For my failed data catalog, robustness would have meant: "Users will use it, even if the execution is 10-15% off from great."
For the strategy paper, it would have meant: "Customers can understand our value proposition even if marketing support is minimal and distribution is primarily through existing channels."
To define robustness for your decision:
Identify the core value that must be preserved
List the critical assumptions underlying your decision
Determine which outcomes would indicate failure
2. Know your epsilon—and build for it
In mathematics, epsilon represents small changes to a system. But how small is "small" in your context?
For Dropbox, epsilon meant surviving when Gmail added file sharing. For Slack, it meant thriving even when Microsoft bundled Teams with Office.
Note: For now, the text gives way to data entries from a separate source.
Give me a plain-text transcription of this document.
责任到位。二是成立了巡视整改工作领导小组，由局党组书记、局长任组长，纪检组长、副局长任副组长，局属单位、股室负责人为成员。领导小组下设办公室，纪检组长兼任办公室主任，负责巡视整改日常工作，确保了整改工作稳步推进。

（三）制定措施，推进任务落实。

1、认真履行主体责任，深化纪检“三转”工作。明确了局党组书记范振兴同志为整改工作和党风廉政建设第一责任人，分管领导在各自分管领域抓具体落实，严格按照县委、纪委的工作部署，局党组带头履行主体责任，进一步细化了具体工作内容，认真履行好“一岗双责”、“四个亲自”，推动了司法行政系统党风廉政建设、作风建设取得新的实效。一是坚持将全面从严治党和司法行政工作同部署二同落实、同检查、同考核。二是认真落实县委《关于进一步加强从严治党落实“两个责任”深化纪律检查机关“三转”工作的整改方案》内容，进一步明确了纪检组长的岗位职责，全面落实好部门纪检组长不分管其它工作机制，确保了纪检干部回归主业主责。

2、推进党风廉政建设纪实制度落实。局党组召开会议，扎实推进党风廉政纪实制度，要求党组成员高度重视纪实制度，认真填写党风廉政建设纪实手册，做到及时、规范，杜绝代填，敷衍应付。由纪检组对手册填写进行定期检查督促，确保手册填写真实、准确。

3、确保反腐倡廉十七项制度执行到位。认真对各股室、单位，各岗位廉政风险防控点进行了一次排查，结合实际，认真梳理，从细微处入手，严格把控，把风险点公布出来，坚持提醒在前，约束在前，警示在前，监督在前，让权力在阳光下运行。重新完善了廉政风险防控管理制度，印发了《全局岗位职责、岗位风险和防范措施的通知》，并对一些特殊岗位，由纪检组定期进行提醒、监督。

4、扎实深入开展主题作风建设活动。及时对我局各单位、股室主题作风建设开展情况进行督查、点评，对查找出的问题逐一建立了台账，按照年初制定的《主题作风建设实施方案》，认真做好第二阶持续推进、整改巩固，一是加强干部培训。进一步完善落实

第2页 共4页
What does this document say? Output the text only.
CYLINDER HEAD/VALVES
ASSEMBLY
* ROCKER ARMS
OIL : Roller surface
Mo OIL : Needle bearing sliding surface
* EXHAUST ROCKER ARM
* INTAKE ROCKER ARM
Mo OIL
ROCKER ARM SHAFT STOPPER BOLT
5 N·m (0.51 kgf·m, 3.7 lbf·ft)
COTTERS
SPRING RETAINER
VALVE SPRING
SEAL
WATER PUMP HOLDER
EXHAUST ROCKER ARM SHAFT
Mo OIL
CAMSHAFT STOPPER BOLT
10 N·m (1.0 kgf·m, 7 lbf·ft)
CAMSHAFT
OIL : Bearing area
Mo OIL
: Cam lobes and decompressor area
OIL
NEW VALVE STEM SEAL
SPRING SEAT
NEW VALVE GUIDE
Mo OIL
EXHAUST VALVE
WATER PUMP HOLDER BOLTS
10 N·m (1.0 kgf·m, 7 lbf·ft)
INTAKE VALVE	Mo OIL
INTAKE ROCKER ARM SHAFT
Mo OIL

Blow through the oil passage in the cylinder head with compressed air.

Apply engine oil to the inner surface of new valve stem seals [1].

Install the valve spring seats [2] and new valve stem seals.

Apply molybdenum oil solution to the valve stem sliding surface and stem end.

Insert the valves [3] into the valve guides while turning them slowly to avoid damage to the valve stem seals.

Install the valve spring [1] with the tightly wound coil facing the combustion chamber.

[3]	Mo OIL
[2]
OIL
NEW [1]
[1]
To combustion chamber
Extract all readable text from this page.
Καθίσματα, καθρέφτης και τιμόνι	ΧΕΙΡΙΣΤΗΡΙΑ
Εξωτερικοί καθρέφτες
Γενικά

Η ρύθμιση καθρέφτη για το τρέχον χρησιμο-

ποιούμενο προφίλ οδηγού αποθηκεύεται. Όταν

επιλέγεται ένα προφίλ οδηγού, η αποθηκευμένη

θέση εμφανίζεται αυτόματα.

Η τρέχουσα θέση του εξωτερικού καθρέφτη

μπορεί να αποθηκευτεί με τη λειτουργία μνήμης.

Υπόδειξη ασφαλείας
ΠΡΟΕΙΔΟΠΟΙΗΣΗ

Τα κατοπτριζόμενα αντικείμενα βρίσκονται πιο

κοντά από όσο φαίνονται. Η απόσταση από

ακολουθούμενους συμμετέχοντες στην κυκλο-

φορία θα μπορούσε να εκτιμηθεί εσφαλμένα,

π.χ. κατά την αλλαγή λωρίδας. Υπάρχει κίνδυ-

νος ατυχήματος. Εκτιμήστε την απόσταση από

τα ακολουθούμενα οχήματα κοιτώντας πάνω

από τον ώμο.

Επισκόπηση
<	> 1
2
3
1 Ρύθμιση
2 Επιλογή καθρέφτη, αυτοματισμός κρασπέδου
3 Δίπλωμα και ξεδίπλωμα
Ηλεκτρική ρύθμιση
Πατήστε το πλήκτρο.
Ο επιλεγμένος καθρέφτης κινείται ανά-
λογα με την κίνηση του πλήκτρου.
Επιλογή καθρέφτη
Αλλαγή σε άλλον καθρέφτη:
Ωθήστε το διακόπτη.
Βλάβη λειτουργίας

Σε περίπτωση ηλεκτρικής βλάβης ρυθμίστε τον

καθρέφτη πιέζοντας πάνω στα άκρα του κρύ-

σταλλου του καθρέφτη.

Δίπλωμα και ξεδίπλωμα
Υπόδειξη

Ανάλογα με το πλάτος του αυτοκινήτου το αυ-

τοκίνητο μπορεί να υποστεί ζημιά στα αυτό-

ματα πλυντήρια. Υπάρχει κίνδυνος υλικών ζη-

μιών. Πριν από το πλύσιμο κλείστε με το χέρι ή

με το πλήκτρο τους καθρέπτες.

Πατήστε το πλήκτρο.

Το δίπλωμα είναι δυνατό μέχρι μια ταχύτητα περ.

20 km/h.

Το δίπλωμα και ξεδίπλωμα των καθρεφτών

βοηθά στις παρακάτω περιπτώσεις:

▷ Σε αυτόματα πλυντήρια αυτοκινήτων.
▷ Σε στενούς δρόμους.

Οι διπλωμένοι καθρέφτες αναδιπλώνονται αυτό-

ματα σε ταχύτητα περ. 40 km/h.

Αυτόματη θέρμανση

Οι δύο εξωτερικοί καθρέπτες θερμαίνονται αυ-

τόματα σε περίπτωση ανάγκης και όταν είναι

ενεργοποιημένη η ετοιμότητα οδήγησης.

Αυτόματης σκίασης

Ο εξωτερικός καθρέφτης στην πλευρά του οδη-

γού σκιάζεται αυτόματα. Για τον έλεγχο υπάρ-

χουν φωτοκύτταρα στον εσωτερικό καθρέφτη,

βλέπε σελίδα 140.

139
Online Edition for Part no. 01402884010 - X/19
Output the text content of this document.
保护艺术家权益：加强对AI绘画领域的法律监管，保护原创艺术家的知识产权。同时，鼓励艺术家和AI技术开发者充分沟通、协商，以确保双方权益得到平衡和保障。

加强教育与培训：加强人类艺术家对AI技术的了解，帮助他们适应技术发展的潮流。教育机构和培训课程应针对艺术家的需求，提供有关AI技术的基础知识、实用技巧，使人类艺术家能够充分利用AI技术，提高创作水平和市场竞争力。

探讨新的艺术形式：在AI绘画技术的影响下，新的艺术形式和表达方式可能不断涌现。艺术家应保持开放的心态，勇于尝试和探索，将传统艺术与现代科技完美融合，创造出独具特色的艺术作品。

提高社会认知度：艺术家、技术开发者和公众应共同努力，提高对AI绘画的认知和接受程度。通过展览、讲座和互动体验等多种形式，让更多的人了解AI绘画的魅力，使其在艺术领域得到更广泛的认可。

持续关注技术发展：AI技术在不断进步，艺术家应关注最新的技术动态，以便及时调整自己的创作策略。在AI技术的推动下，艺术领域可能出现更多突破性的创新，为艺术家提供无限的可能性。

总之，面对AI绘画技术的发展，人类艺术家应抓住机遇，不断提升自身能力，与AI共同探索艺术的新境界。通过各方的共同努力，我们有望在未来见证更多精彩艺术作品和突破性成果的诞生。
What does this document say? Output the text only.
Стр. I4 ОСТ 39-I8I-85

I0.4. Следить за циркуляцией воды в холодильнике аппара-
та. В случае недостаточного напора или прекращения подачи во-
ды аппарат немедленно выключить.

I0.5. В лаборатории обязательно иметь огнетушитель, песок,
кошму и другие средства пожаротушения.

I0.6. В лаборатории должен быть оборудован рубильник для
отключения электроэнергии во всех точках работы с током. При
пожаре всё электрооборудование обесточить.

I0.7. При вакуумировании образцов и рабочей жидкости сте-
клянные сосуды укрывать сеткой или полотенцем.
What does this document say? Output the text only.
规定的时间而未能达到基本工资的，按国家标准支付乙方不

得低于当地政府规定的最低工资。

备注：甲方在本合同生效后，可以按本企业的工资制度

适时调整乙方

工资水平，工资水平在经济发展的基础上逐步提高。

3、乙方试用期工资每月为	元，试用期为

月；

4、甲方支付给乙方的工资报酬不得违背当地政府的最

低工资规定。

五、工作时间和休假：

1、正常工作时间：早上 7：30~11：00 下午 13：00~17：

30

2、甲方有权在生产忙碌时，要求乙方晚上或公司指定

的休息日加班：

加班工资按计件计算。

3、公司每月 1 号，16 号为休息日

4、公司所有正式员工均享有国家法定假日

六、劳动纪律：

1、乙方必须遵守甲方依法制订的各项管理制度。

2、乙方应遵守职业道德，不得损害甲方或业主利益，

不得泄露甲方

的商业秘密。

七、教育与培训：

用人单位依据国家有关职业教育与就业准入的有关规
For Zoom, it meant working flawlessly when the entire world suddenly needed video conferencing.
A useful epsilon is a disturbance you can reasonably expect to occur. For Buffett, it means that if a handful of key people (including the CEO) leave, the business should still perform excellently. For me as a product manager, it means that if key team members move to other projects, the feature should still deliver net positive value.
To define your epsilons:
List specific disruptions most likely in your environment
Quantify the typical magnitude of these disruptions
Identify which disruptions have historically derailed similar initiatives
In my data catalog case, the epsilon should have been: "Primary engineer leaves, documentation is incomplete, and adoption training gets cut by 50%." Had I built for that scenario, the outcome would have been different. Or I would’ve opted not to build this product at all.
3. Ruthlessly eliminate fragile options
This is the most counterintuitive aspect of robust decision-making. Many options that look promising under ideal conditions must be discarded because they lack robustness.
Let's be clear: This doesn't mean avoiding risky options. Quite the opposite. You're looking for big growth opportunities with capped downside. Robustness is how you save yourself while still finding massive growth opportunities.
Buffett famously operates with a "too hard" pile—investment opportunities that might be lucrative but whose outcomes are too sensitive to factors beyond his control. Google+ failed not because social networking was a bad bet, but because success required perfect execution across multiple dimensions while Facebook only needed to not screw up what they were already doing well.
In product management, this might mean killing feature ideas that solve real problems but require perfect execution across multiple dimensions. Choose the "good enough" solution that works reliably over the potentially brilliant solution that demands everything go right.
The uncomfortable truth: Most brilliant plans are actually fragile plans in disguise. Robust decisions might look boring to your team, but they'll still be working when the brilliant ones have crumbled under the weight of reality's inevitable chaos.